Il peut débuter, pas faire tout le match, il peut rentrer... Lui comme les 24 autres joueurs auront du temps de jeu réparti sur les deux matchs. Chaque élément qu'on a sur le plan athlétique et physique nous fera prendre une décision. Le fait de faire 6 changements va nous aider. L'objectif c'est à la fois de gagner mais aussi de faire en sorte de ne pas prendre de risques avec les joueurs. Ils ont eu des matchs importants avant et ils en auront après, pour ceux qui sont qualifiés en quarts de finale de la Ligue des champions, qui jouent les titres nationaux...

Est-ce que vous auriez aimé que votre président Philippe Diallo fasse voeu de silence concernant l'avenir au poste de sélectionneur ?

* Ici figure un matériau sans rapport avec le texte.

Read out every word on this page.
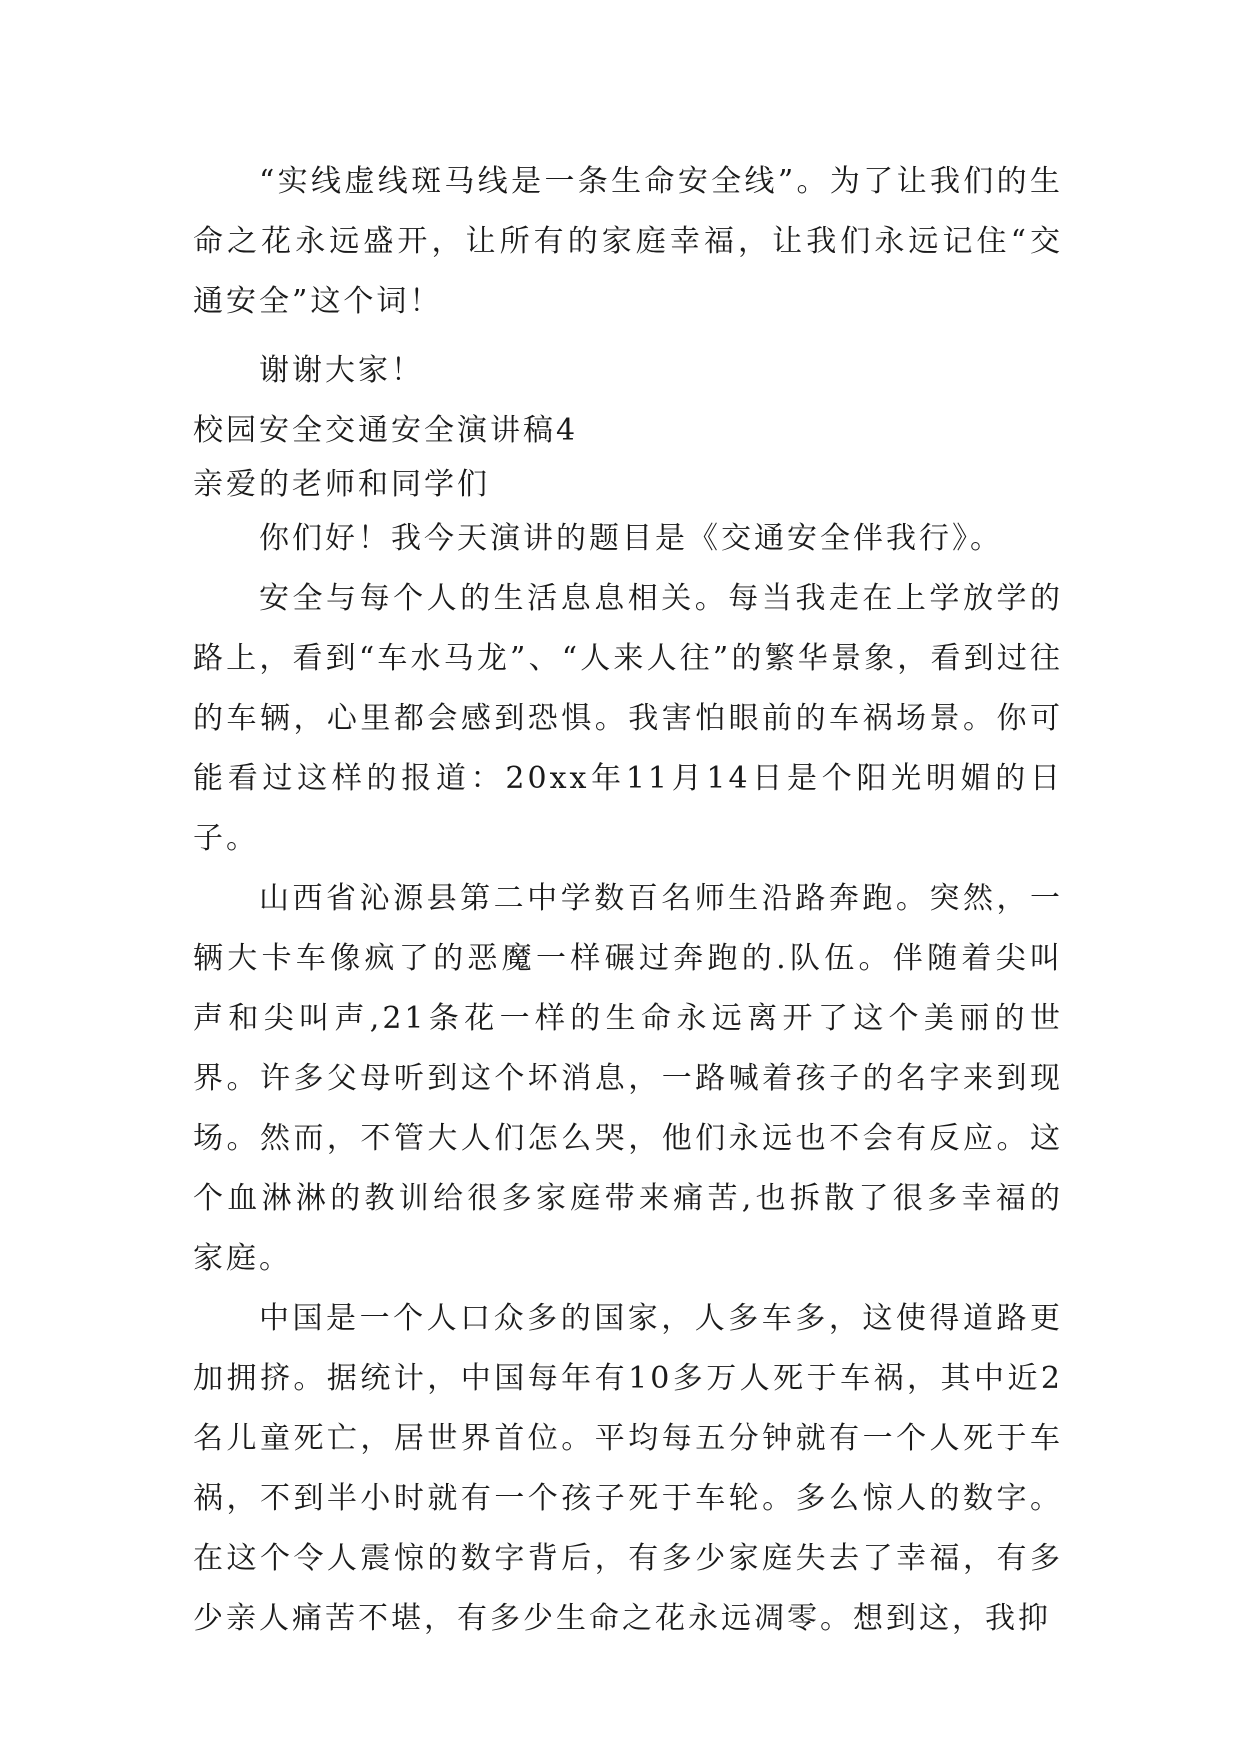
“实线虚线斑马线是一条生命安全线”。为了让我们的生命之花永远盛开，让所有的家庭幸福，让我们永远记住“交通安全”这个词！

谢谢大家！

校园安全交通安全演讲稿4

亲爱的老师和同学们

你们好！我今天演讲的题目是《交通安全伴我行》。

安全与每个人的生活息息相关。每当我走在上学放学的路上，看到“车水马龙”、“人来人往”的繁华景象，看到过往的车辆，心里都会感到恐惧。我害怕眼前的车祸场景。你可能看过这样的报道：20xx年11月14日是个阳光明媚的日子。

山西省沁源县第二中学数百名师生沿路奔跑。突然，一辆大卡车像疯了的恶魔一样碾过奔跑的.队伍。伴随着尖叫声和尖叫声,21条花一样的生命永远离开了这个美丽的世界。许多父母听到这个坏消息，一路喊着孩子的名字来到现场。然而，不管大人们怎么哭，他们永远也不会有反应。这个血淋淋的教训给很多家庭带来痛苦,也拆散了很多幸福的家庭。

中国是一个人口众多的国家，人多车多，这使得道路更加拥挤。据统计，中国每年有10多万人死于车祸，其中近2名儿童死亡，居世界首位。平均每五分钟就有一个人死于车祸，不到半小时就有一个孩子死于车轮。多么惊人的数字。在这个令人震惊的数字背后，有多少家庭失去了幸福，有多少亲人痛苦不堪，有多少生命之花永远凋零。想到这，我抑
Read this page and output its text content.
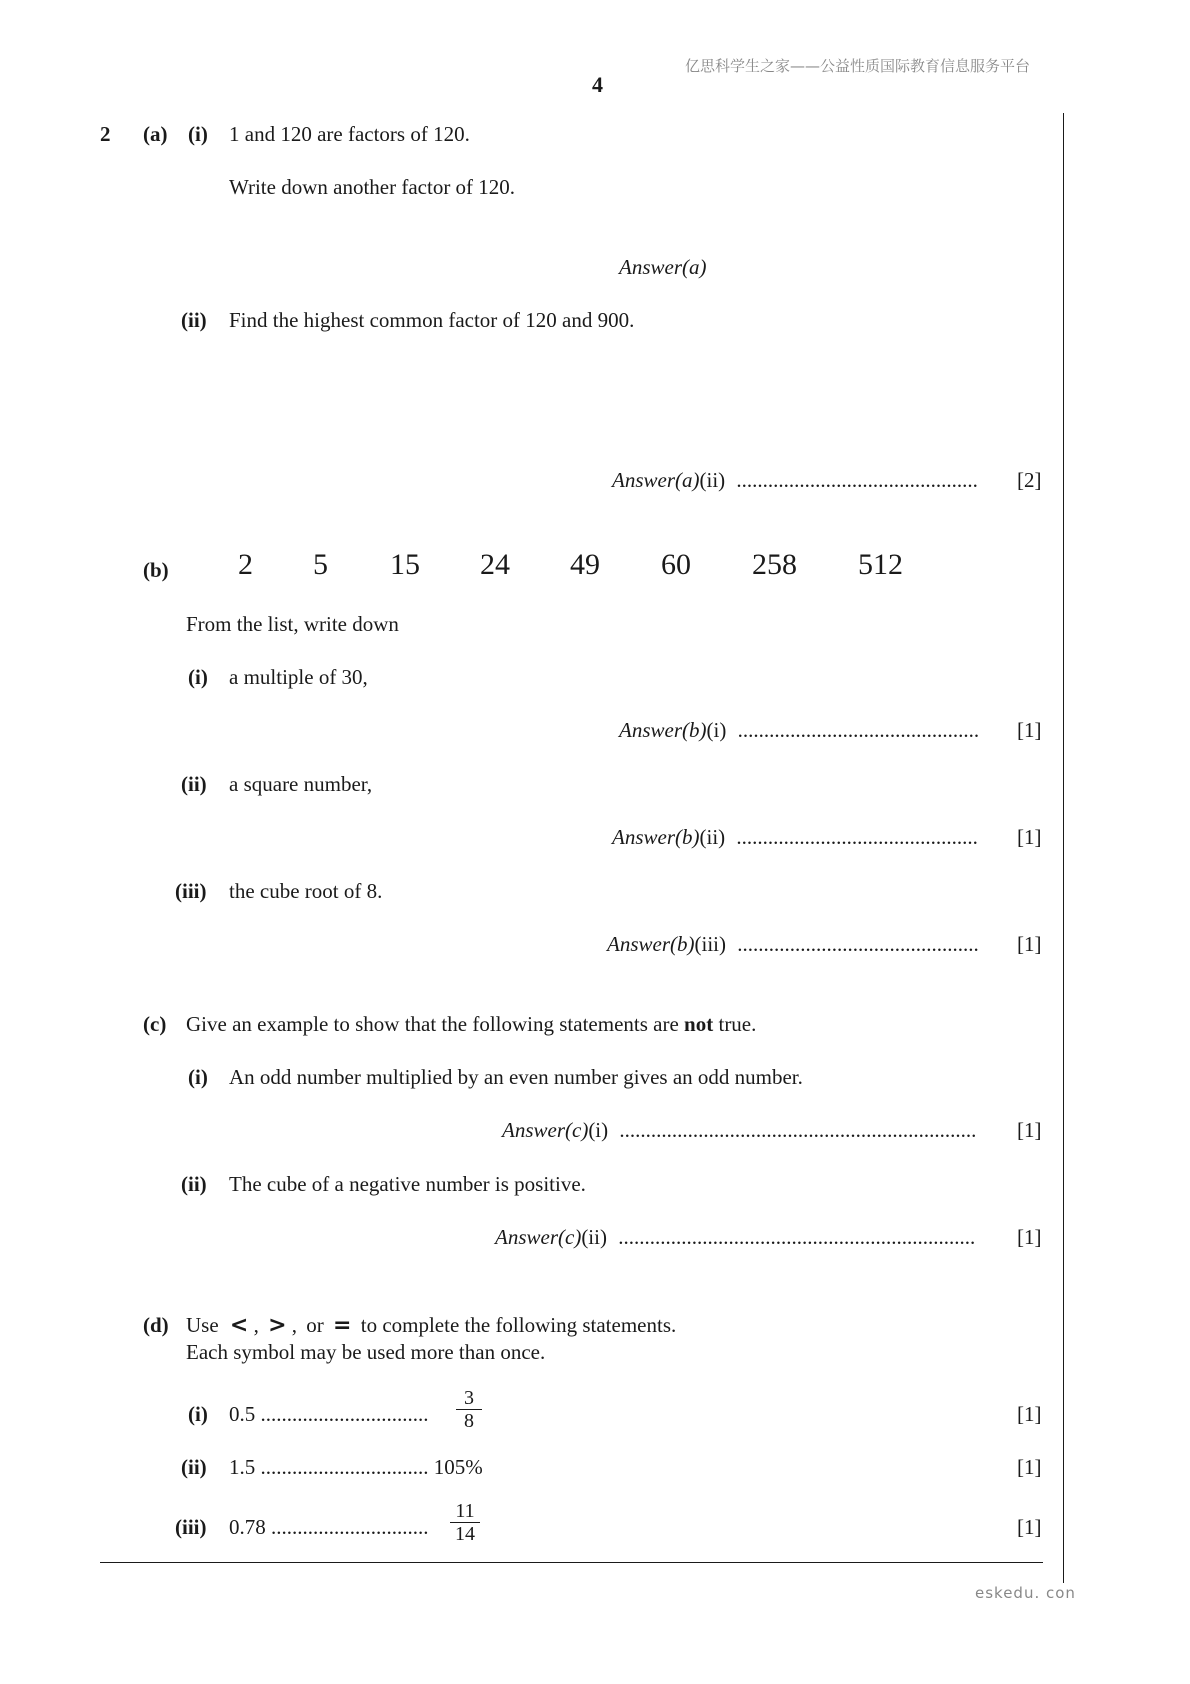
亿思科学生之家——公益性质国际教育信息服务平台
4
2 (a) (i) 1 and 120 are factors of 120.
Write down another factor of 120.
Answer(a)
(ii) Find the highest common factor of 120 and 900.
Answer(a)(ii) .............................................. [2]
(b) 2 5 15 24 49 60 258 512
From the list, write down
(i) a multiple of 30,
Answer(b)(i) .............................................. [1]
(ii) a square number,
Answer(b)(ii) .............................................. [1]
(iii) the cube root of 8.
Answer(b)(iii) .............................................. [1]
(c) Give an example to show that the following statements are not true.
(i) An odd number multiplied by an even number gives an odd number.
Answer(c)(i) .................................................................... [1]
(ii) The cube of a negative number is positive.
Answer(c)(ii) .................................................................... [1]
(d) Use < , > , or = to complete the following statements.
Each symbol may be used more than once.
(i) 0.5 ................................ $\frac{3}{8}$	[1]
(ii) 1.5 ................................ 105%	[1]
(iii) 0.78 .............................. $\frac{11}{14}$	[1]
eskedu. con
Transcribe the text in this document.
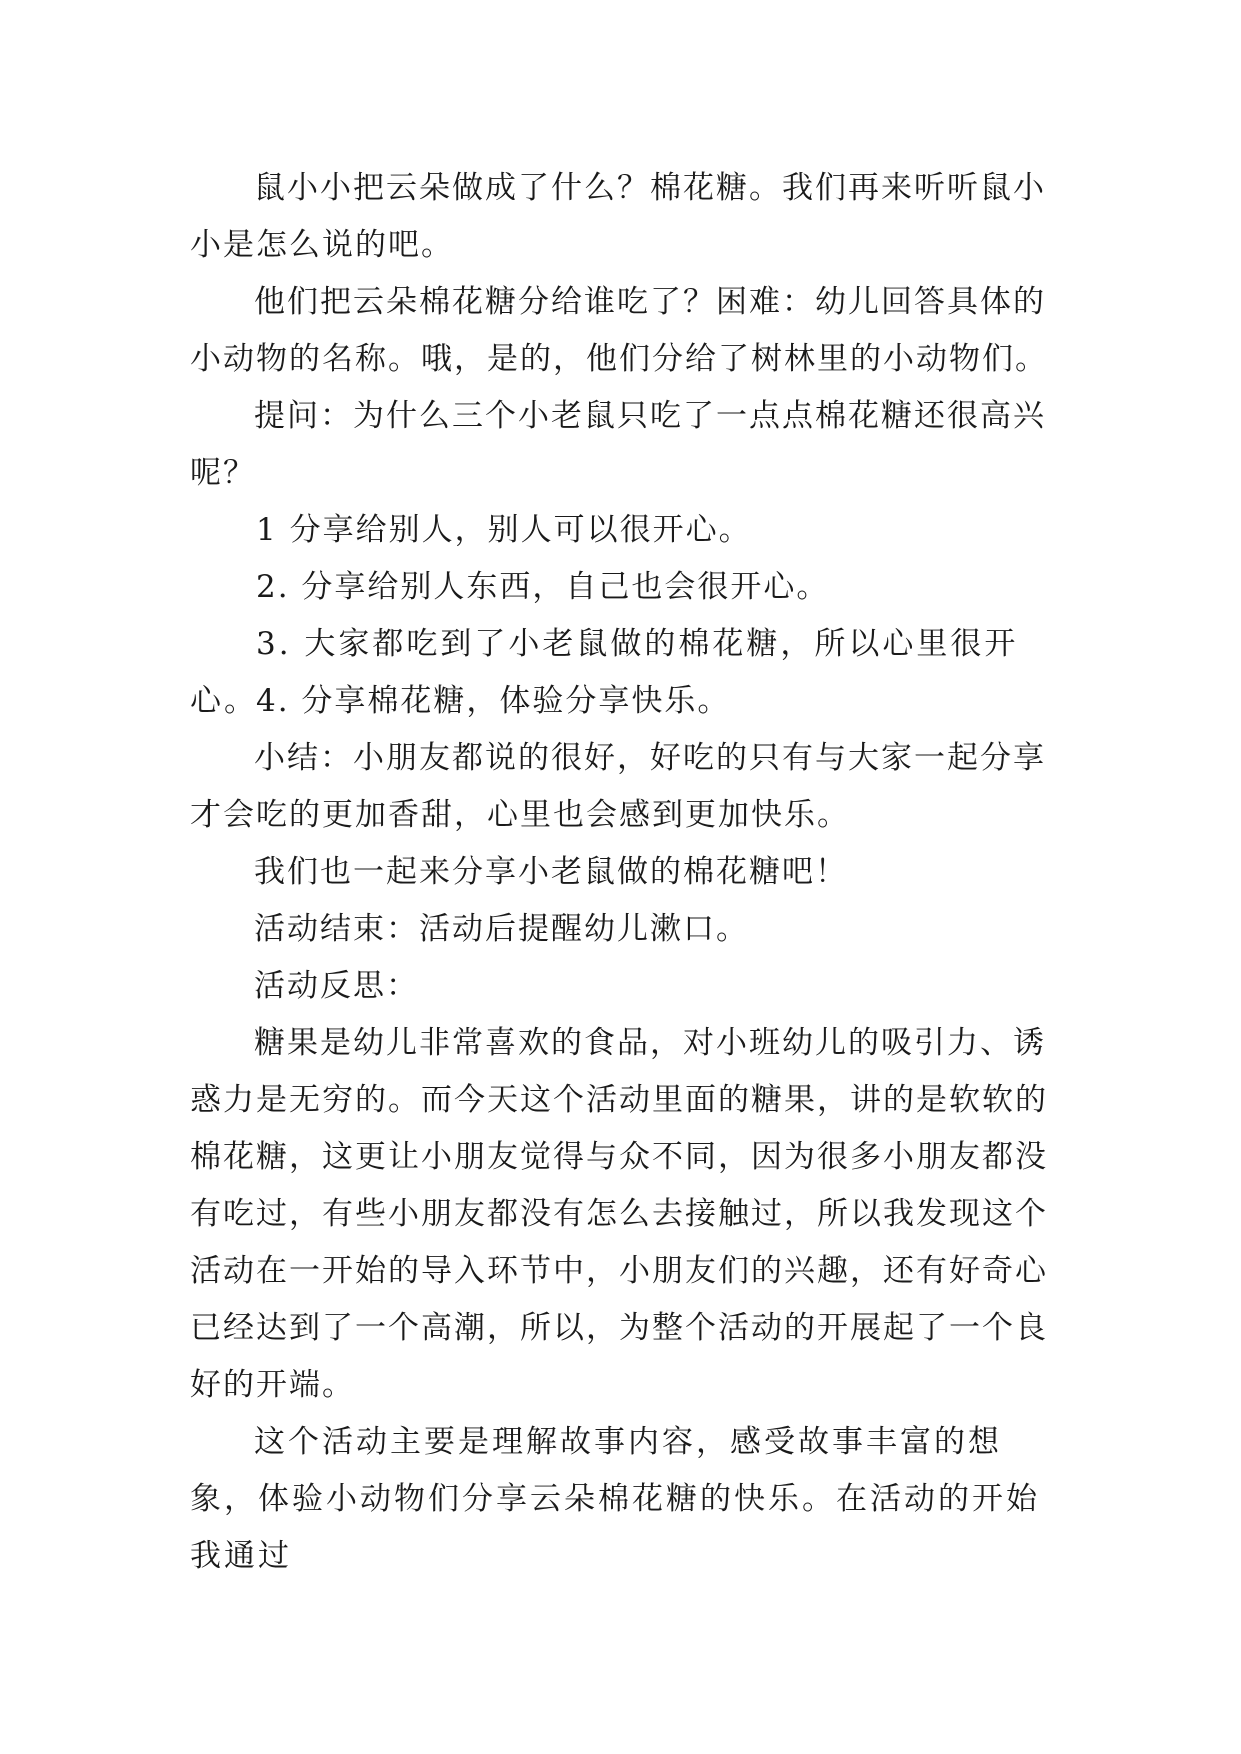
鼠小小把云朵做成了什么？棉花糖。我们再来听听鼠小小是怎么说的吧。

他们把云朵棉花糖分给谁吃了？困难：幼儿回答具体的小动物的名称。哦，是的，他们分给了树林里的小动物们。

提问：为什么三个小老鼠只吃了一点点棉花糖还很高兴呢？

1 分享给别人，别人可以很开心。

2. 分享给别人东西，自己也会很开心。

3. 大家都吃到了小老鼠做的棉花糖，所以心里很开心。

4. 分享棉花糖，体验分享快乐。

小结：小朋友都说的很好，好吃的只有与大家一起分享才会吃的更加香甜，心里也会感到更加快乐。

我们也一起来分享小老鼠做的棉花糖吧！

活动结束：活动后提醒幼儿漱口。

活动反思：

糖果是幼儿非常喜欢的食品，对小班幼儿的吸引力、诱惑力是无穷的。而今天这个活动里面的糖果，讲的是软软的棉花糖，这更让小朋友觉得与众不同，因为很多小朋友都没有吃过，有些小朋友都没有怎么去接触过，所以我发现这个活动在一开始的导入环节中，小朋友们的兴趣，还有好奇心已经达到了一个高潮，所以，为整个活动的开展起了一个良好的开端。

这个活动主要是理解故事内容，感受故事丰富的想象，体验小动物们分享云朵棉花糖的快乐。在活动的开始我通过
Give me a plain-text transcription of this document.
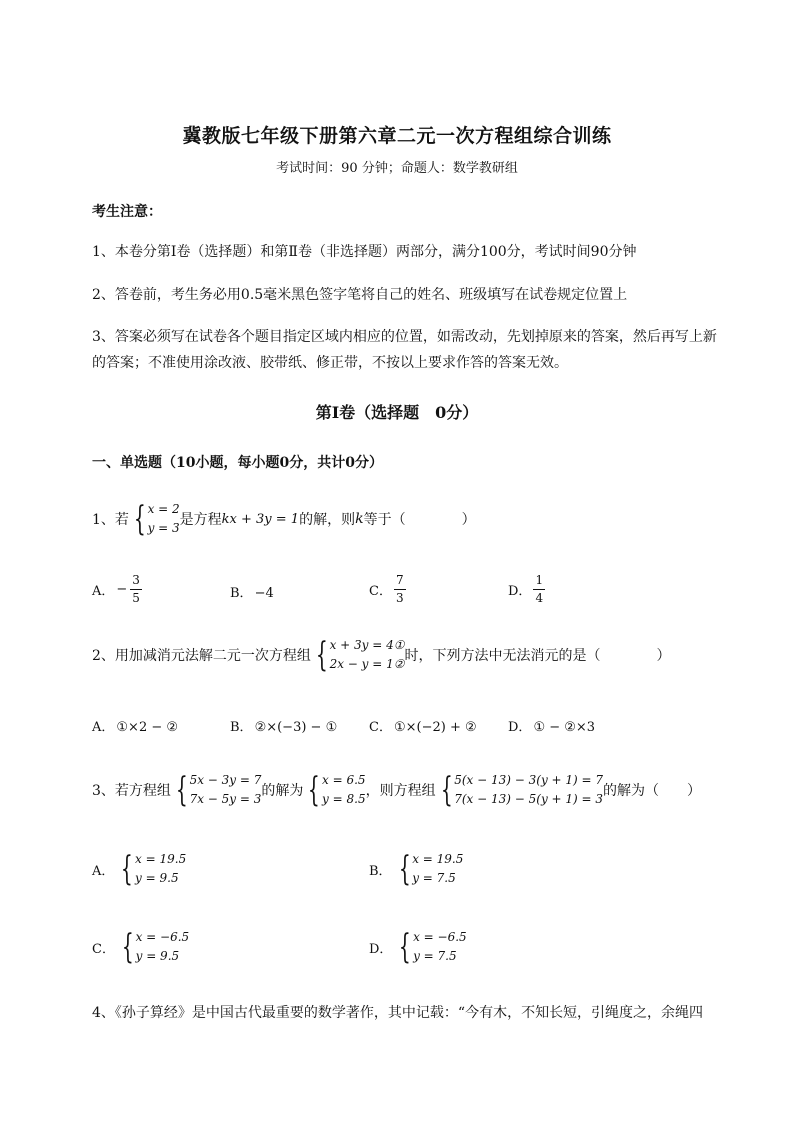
冀教版七年级下册第六章二元一次方程组综合训练
考试时间：90 分钟；命题人：数学教研组
考生注意：
1、本卷分第Ⅰ卷（选择题）和第Ⅱ卷（非选择题）两部分，满分100分，考试时间90分钟
2、答卷前，考生务必用0.5毫米黑色签字笔将自己的姓名、班级填写在试卷规定位置上
3、答案必须写在试卷各个题目指定区域内相应的位置，如需改动，先划掉原来的答案，然后再写上新
的答案；不准使用涂改液、胶带纸、修正带，不按以上要求作答的答案无效。
第Ⅰ卷（选择题　0分）
一、单选题（10小题，每小题0分，共计0分）
1、若 { x = 2
y = 3 是方程 kx + 3y = 1 的解，则 k 等于（　　　　）
A． − $\frac{3}{5}$	B． −4	C． $\frac{7}{3}$	D． $\frac{1}{4}$
2、用加减消元法解二元一次方程组 { x + 3y = 4①
2x − y = 1② 时，下列方法中无法消元的是（　　　　）
A． ①×2 − ②	B． ②×(−3) − ① C． ①×(−2) + ② D． ① − ②×3
3、若方程组 { 5x − 3y = 7
7x − 5y = 3 的解为 { x = 6.5
y = 8.5 ，则方程组 { 5(x − 13) − 3(y + 1) = 7
7(x − 13) − 5(y + 1) = 3 的解为（　　）
A． { x = 19.5
y = 9.5	B． { x = 19.5
y = 7.5
C． { x = −6.5
y = 9.5	D． { x = −6.5
y = 7.5
4、《孙子算经》是中国古代最重要的数学著作，其中记载：“今有木，不知长短，引绳度之，余绳四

Je ne commente pas les déclarations du président, je ne vais pas répondre par votre intermédiaire, je passe suffisamment de temps avec lui. Je m'occupe de ce qui est important pour moi, ce match... À vous d'interpréter, je ne vais pas perdre mon temps avec ça. Je n'ai qu'un seul objectif. Si vous avez des questions sur ce qui se passera après, ça ne me concerne pas. C'est aussi son rôle de président.

Le fait d'affronter le Brésil à deux mois de la Coupe du monde, c'est une adversité plaisante ?

On s'appuie sur chaque match. Avoir un match contre une nation moins prestigieuse nous aurait aussi donné des informations. On n'est pas là pour faire du marketing. Ça fait partie de la vie, comme les obligations médiatiques. Il y aura une vérité du terrain qui sera valable à l'instant T, qui vous amèneront sûrement à des analyses... Ce seront des données utiles à moi et au staff.

Vous allez toujours jouer avec quatre offensifs ?

Oui, à partir du moment où j'ai beaucoup de joueurs offensifs, je ne vais pas renoncer à ça. Il y en a aussi qui sont sur le banc et peuvent rentrer ensuite. Comme il y en a qui n'ont pas été appelé là mais auraient pu être convoqués. Si on a le ballon, il n'y a pas de soucis. L'objectif c'est d'avoir le plus le ballon possible pour créer du danger à nos adversaires.

C'est le premier rassemblement depuis qu'Ousmane Dembélé a eu le Ballon d'Or, Ballon d'Or qu'il a obtenu en jouant comme numéro 9, alors qu'il évolue sur un côté avec les Bleus. Est-ce que vous considérez revoir son positionnement ?

Même si au PSG il a une position d'avant-centre au départ de la rencontre, il joue aussi milieu, à gauche, à droite, plus bas... Comme la plupart des joueurs offensifs, il a une liberté. Le plus important c'est que les zones soient occupées à la perte du ballon. Il peut jouer à tous les postes offensifs. Au PSG, il est amené à jouer à un poste différent. Son placement différent au fil des minutes peut poser des problèmes aux adversaires.

Est-ce que vous pensez souvent au fait que ça sera votre dernier tournoi avec les Bleus ?

Ce qui est derrière, est derrière. Le plus important c'est aujourd'hui et demain. Je ne pense pas à moi et à réussir ma sortie. Comme chaque compétition, je veux juste aller le plus loin possible. Je n'ai pas de nostalgie. Je ne me dis jamais : "Ah c'est la dernière fois que..." Même si ponctuellement je peux le ressentir et avoir une certaine émotion. L'importance c'est la Coupe du monde, maintenir l'équipe de France au plus haut niveau. Ça va être très difficile, de par le format avec plus d'équipes et notre tirage, qui est très difficile.